The funny thing is that I hadn't heard of Grand Old Parr 12 until a friend of ours kindly gifted us a bottle a few months back, but now I'm of the opinion that it's one of the best affordable blends on the market. It's named after a legendary 16th century Englishman who purportedly reached 150 years old. The two major components of this scotch honoring an apocryphal ancient are Cragganmore and Glendullan, both Speyside distilleries, which makes sense upon tasting it.

Appearance: This is one of the coolest and most unique bottles out there -- in fact, it looks more like a tequila bottle than a scotch one. It calls to mind a turtle shell, a coconut or cantaloupe, or even a grenade. I have no idea who came up with it, but I appreciate that it's easy to recognize even on a distant bar shelf. The scotch itself is auburn in color, and looks quite tempting in the glass.

Nose: To its credit, there is no noticeable grain alcohol note on the nose, which is not always easy for a blend to pull off given that grain scotches tend to have that young spirit smell for longer than malt scotches. The nose has an almost inky quality, and screams Speyside: apple, sherry or Cabernet Sauvignon dark fruits, malt, hazelnut or chestnut, some balsamic vinegar, and spice.

Palate: This scotch is quite sweet, and the sherry emerges as candied fruit and raisins, almost chewy in texture despite only being 40%. The cereal sweetness adds a slight variation to that theme. That nuttiness remains noticeable, although it's a little more almond-like on the palate, and there's some spice in the mix as well. It's a classic sherried scotch profile, and smooth as butter.

Finish: I get a medium-length finish with a touch of bitterness, a hint of smoke (although not a peaty smoke), and a lingering tart sweetness. It's not too unique, but it's good work on the part of the blenders. Honestly, if I didn't know it was a blend, I'd just assume it was one of the standard sherry-aging Speyside distilleries.

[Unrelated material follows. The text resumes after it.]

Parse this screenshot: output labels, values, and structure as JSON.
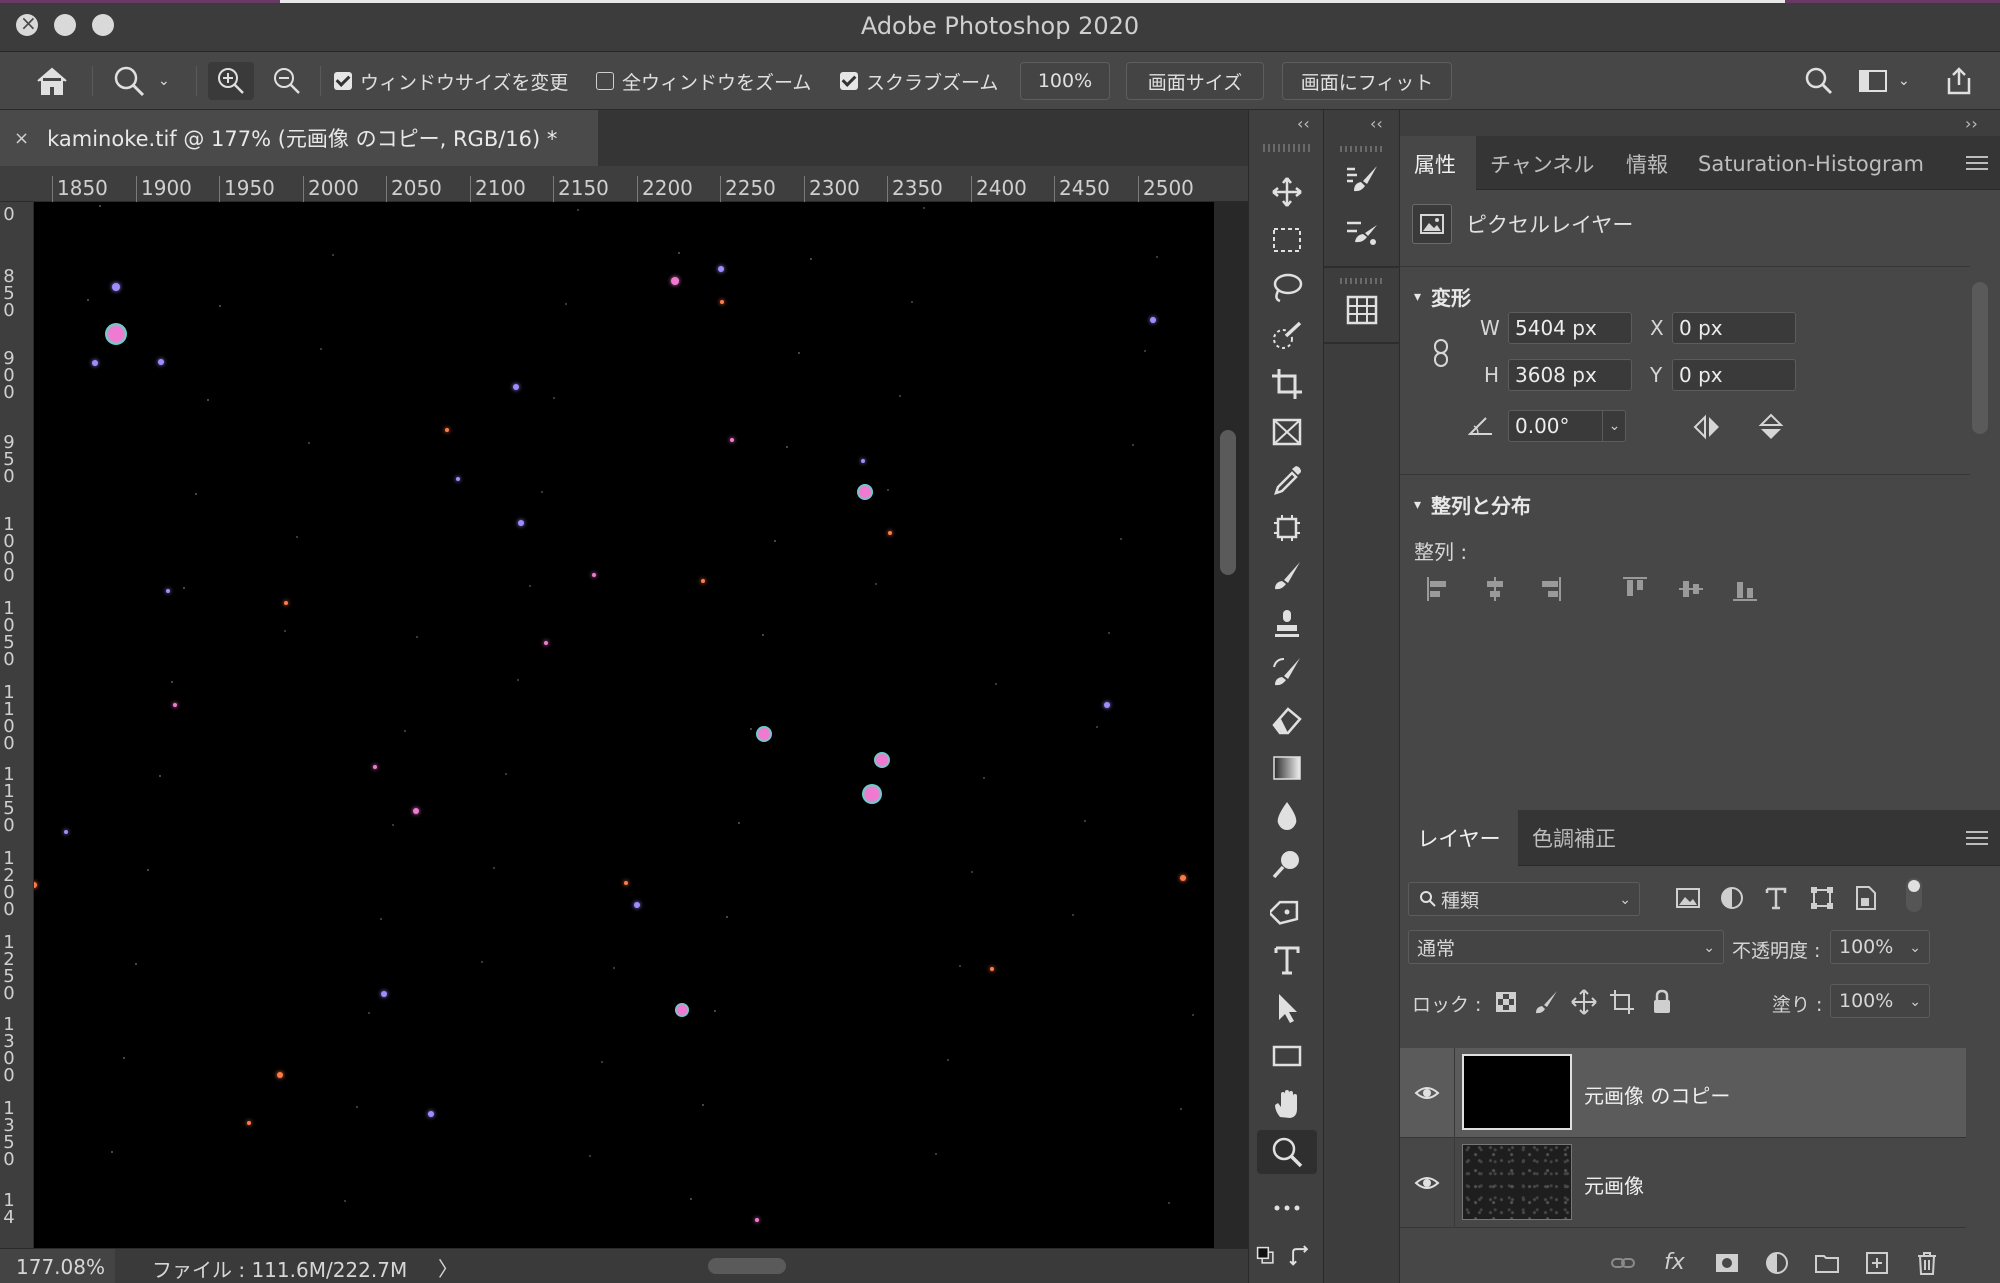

Value for Money and Final Impressions: Like most blends, this one is more affordable than single malts, at around $35-40. Grand Old Parr is to sherried scotches what Black Label is to peated scotches -- a nice, flavorful introduction to the core flavors of a type. I'd recommend it to anyone wondering what sherry finishing tastes like. It doesn't have the same surprising, possible rough touches that come with a single malt, but for all I know, this blend could be superior to either Cragganmore or Glendullan standing alone (there's a reason those two aren't as widely distributed or well-known as single malts, although Diageo has been putting them out there recently). Also, the name GOP seems tailor-made to be a gift for the conservatives in your life.